Once upon a time there was a fish. And just because it was a fish, it had lived all its life in the water and knew nothing whatever about anything else but water. And one day as it swam about in the pond where all its days had been spent, it happened to meet a turle of its acquaintance who had just come back from a little excursion on the land.

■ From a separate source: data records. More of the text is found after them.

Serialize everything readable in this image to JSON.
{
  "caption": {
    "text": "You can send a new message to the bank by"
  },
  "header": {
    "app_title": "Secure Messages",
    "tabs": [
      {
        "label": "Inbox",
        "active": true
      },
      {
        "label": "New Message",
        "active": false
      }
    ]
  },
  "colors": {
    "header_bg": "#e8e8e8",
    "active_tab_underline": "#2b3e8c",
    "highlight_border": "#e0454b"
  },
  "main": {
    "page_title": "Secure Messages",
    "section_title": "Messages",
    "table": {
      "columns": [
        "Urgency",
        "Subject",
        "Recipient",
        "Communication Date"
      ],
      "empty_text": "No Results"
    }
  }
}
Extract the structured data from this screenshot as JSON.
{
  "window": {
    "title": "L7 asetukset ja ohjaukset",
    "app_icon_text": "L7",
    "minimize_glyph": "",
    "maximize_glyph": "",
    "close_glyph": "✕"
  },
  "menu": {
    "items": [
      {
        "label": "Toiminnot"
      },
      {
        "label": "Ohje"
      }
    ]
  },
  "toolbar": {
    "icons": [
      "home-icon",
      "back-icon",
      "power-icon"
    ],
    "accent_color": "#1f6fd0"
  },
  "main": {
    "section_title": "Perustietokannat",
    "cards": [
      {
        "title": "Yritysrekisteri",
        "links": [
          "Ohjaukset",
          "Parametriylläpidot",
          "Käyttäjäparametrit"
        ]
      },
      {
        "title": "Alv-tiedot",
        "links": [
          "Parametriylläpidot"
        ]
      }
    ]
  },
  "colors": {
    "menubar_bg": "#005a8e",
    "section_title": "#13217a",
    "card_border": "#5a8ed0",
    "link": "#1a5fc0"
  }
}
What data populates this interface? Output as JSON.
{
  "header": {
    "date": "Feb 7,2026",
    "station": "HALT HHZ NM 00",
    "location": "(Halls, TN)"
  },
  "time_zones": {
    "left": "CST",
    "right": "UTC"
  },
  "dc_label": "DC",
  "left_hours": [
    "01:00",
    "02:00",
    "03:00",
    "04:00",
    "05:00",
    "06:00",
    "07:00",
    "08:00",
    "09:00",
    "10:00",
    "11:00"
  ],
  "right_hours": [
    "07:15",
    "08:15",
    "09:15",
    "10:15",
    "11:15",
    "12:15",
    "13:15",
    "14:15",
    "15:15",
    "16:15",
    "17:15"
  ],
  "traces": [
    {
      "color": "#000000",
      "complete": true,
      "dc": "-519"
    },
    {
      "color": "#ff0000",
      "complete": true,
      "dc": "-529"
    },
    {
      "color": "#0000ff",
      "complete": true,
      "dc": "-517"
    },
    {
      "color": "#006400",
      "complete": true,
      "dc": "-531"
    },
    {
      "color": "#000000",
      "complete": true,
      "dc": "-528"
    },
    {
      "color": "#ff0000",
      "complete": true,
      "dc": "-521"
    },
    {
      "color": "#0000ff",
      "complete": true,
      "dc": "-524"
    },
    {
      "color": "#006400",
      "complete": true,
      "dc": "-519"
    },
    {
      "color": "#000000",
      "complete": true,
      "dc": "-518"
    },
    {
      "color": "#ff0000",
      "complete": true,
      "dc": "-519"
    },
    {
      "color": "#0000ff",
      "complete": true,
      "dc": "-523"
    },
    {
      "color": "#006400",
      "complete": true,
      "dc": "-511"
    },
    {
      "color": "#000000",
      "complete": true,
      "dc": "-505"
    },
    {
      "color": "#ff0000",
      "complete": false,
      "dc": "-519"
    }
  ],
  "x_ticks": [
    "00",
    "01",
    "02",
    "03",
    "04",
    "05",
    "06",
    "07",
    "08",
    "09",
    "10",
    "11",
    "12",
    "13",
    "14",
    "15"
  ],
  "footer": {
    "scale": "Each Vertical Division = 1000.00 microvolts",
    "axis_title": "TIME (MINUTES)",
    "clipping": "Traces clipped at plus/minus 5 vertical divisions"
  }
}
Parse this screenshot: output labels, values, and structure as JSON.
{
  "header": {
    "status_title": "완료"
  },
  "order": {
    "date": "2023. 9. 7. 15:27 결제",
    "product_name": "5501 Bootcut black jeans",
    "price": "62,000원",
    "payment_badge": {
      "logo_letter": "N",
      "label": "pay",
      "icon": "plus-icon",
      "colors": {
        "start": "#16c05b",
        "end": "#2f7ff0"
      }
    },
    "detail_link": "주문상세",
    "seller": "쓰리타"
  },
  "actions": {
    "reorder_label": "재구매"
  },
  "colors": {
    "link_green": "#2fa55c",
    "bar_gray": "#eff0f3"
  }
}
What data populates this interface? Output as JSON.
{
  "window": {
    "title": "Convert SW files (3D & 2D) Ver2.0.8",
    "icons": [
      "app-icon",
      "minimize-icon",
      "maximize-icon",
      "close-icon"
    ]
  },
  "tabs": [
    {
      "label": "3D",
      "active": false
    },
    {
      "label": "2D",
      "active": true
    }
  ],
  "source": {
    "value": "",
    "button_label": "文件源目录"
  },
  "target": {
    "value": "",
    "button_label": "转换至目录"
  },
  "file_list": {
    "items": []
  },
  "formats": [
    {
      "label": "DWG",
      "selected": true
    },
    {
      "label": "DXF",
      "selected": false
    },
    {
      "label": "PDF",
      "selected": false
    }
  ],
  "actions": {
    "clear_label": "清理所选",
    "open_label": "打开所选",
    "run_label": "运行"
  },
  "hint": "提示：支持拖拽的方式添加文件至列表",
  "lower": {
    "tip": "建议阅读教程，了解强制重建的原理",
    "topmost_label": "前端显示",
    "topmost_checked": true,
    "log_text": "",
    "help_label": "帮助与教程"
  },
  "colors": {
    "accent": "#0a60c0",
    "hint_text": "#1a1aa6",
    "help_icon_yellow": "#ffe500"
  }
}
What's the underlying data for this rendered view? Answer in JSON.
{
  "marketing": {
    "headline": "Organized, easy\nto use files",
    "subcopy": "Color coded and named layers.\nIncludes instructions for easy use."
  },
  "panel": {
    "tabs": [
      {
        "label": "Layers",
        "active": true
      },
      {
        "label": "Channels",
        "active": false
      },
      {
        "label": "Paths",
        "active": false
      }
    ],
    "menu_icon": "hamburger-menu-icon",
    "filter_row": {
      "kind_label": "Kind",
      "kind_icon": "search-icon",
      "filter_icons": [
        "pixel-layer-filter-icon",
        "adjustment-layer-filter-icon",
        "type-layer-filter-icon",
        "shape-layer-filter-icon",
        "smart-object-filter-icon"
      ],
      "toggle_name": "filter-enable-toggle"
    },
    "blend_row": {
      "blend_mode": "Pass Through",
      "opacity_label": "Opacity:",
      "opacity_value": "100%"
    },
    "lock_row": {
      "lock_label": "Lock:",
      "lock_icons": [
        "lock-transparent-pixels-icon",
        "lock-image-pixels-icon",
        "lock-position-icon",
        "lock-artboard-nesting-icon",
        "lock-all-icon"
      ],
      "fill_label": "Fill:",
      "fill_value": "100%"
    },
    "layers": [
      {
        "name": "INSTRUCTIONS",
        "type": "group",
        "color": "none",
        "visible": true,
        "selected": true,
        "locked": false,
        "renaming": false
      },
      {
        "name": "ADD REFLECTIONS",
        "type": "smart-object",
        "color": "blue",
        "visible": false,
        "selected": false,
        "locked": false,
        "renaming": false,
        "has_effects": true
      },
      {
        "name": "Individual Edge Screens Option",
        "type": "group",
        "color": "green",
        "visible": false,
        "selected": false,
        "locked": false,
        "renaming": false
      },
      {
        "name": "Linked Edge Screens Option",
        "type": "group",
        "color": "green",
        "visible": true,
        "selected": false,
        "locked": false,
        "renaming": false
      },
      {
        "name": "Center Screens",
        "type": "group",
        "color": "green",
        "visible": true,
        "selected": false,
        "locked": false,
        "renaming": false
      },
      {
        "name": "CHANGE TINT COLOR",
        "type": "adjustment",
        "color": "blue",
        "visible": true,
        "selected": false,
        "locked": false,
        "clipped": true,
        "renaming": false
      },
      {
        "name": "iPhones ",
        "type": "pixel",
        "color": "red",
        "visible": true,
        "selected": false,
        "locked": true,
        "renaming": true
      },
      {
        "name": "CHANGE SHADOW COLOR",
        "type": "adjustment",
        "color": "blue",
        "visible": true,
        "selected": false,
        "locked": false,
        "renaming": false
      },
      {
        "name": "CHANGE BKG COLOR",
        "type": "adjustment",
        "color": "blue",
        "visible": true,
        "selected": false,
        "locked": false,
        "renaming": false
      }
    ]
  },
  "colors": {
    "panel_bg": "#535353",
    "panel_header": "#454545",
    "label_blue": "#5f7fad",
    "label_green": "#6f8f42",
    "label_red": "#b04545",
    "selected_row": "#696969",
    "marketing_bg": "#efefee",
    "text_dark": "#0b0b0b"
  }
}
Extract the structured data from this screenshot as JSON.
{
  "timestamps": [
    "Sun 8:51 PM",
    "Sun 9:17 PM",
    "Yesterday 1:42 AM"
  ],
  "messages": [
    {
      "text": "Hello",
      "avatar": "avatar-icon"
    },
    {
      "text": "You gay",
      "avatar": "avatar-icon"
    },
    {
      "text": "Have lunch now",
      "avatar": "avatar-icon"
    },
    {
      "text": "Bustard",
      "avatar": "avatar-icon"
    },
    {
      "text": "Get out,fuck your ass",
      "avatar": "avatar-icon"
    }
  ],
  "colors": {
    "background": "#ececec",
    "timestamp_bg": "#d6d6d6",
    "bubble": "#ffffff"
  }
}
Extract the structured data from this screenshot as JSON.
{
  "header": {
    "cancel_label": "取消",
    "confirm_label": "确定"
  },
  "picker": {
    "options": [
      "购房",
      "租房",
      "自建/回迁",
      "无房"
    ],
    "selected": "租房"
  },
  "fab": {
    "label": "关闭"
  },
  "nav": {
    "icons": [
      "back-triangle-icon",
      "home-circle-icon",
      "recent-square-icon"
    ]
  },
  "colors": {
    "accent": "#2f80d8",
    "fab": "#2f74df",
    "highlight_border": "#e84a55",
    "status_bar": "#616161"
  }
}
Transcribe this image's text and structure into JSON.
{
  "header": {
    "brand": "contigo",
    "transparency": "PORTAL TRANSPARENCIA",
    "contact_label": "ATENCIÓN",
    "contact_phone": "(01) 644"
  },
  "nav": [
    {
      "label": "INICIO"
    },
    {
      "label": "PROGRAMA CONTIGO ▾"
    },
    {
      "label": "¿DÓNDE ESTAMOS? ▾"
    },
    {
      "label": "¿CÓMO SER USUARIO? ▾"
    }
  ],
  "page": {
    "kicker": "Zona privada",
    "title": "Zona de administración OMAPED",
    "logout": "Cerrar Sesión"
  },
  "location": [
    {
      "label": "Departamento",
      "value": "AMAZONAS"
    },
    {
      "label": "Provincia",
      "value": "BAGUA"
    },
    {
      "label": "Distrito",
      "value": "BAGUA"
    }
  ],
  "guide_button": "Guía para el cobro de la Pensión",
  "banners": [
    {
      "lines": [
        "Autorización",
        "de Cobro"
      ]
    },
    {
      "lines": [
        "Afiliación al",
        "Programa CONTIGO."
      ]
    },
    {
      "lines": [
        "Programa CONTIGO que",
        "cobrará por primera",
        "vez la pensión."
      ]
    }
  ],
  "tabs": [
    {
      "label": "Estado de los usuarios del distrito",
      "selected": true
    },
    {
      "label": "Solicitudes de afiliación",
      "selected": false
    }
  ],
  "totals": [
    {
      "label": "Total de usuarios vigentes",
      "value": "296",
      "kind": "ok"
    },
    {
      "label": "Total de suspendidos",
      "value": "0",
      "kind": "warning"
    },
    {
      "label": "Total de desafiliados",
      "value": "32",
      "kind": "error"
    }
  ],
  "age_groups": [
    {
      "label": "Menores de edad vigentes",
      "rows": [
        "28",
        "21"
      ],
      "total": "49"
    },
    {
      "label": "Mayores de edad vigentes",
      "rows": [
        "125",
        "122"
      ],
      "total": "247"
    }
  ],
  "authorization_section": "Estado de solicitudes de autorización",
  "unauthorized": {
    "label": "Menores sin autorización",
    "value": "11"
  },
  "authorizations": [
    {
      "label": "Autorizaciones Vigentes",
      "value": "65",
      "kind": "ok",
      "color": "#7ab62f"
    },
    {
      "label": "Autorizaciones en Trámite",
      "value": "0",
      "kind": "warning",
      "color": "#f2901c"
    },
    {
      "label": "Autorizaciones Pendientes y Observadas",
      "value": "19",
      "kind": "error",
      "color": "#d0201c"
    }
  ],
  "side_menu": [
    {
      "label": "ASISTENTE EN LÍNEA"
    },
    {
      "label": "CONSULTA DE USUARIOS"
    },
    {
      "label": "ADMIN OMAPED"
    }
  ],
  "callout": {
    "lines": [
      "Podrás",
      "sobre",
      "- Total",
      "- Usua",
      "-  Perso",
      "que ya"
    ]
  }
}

“Good day, Mr. Turtle!” said
the fish. “I have not seen you for a long time. Where have you been?”
“Oh,” said the turtle, “I
have just been for a trip on dry land.”
“On dry land!” exclaimed
the fish. “What do you mean by on dry land? There is no dry land. I had never
seen such a thing. Dry land is nothing.”
“Well,” said the turtle
good-naturedly. “If you want to think so, of course you may; there is no one
who can hinder you. But that’s where I’ve been, all the same.”
“Oh, come,” said the
fish. “Try to talk sense. Just tell me now what this land of yours is like? Is
it all wet?”
“No, it is not wet,” said
the turtle.
“Is it nice and fresh and
cool?” asked the fish.
“No, it is not nice and
fresh and cool,” the turtle replied.
“Is it clear so that
light can come through it?”
“It is not clear. Light
cannot come through it.”
“Is it soft and yielding,
so that I could move my fins about in it and push my nose through it?”
“No, it is not soft and
yielding. You could not swim in it.”
“Does it move or flow in
streams?”
“No, it neither moves nor
flows in streams?”
“Does it ever rise up
into waves then, with white foams in them?” asked the fish, impatient at this
string of Noes.
“No!” replied the turtle,
truthfully. “It never rises up into water that I have seen.”
“There now,” exclaimed
the fish triumphantly. “Didn’t I tell you that this land of yours was just
nothing? I have just asked, and you have answered me that it is neither wet nor
cool, not clean nor soft and that it doesn not flow in streams nor rise up into
waves, and if it isn’t a single one of these things, what else is it but
nothing? Don’t tell me.”
“Well, well,” said the
turtle, “If you are determined to think that dry land is nothing, I suppose you
must just go on thinking so. But any one who knows what is water and what is
land would say you were just a silly fish, for you think that anything you have
never known is nothing just because you have never known it.”
And with that, the turtle
turned away and leaving the fish behind in its little pond of water, set out on
another excursion over the dry land that was nothing.”